Our mission will flow from our message. If, in fact, the unique message given to the church is the proclamation of the gospel, the preaching of the Word, and showcasing the excellencies of Christ, then our mission and ministries should reflect this message. Church history documents the ease with which “mission creep” has slowly changed purpose of Christian organizations, denominations, seminaries, and the church at large. The Social Gospel emphasis, which infiltrated the Protestant church in the 18th, 19th, and early 20th centuries, ultimately eclipsed the message of the biblical gospel of redemption and led to theological liberalism. The social justice movement of the 21st century is following the same pattern. While not denying the biblical gospel, the movement is rapidly allowing the gospel to take a backseat to the social gospel of cultural reconciliation.

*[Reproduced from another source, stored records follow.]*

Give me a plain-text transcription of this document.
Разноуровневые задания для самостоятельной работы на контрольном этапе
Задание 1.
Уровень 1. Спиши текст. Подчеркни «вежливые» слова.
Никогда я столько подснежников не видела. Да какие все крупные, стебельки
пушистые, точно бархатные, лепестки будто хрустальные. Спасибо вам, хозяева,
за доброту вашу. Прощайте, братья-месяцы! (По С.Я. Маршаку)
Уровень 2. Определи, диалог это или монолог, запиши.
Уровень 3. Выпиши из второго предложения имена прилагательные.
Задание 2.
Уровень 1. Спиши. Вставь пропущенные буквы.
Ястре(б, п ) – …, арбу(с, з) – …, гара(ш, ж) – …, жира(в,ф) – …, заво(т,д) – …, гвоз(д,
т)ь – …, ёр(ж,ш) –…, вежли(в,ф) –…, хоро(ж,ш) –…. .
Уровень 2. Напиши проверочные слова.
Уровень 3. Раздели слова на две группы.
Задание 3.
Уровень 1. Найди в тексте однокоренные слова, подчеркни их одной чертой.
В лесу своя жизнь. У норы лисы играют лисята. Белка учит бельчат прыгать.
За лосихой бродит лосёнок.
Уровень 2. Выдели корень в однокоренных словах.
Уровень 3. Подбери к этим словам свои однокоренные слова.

Without question, believers should desire peace throughout all societies whenever possible, strongly advocate for justice for all people, have intense concern for the poor, needy, and the helpless, and have and will seek to be involved in finding solutions for all of these issues. Yet, our primary mission, as given to us by our Lord, is much narrower. Believers are commissioned to make disciples of all nations, teaching them to observe the Lord’s commandments (Matt 20:19-20). Therefore, the church’s focus is to call people to salvation (Acts 2:40), equip the saints for the work of ministry (Eph 4:12), rightly divide the Word of Truth (2 Tim 2:15), and entrust biblical theology to faithful believers who in turn will pass it on to others (2 Tim 2:2). The church, as the church, is not called to change culture directly. The church, through its members, is rather to shine as a light in the midst of a crooked and twisted generation (Phil 2:15; Acts 2:40; 1 John 1:5-7; John 12:35-36; Matt 5:13-16). That light, manifested in the children of light, points the way to the Light of the World, Jesus Christ (John 1:5-9). When the church dilutes its mission by adding other agendas, no matter how worthy those agendas might seem to be, these alien agendas will ultimately alter our God-given mandate.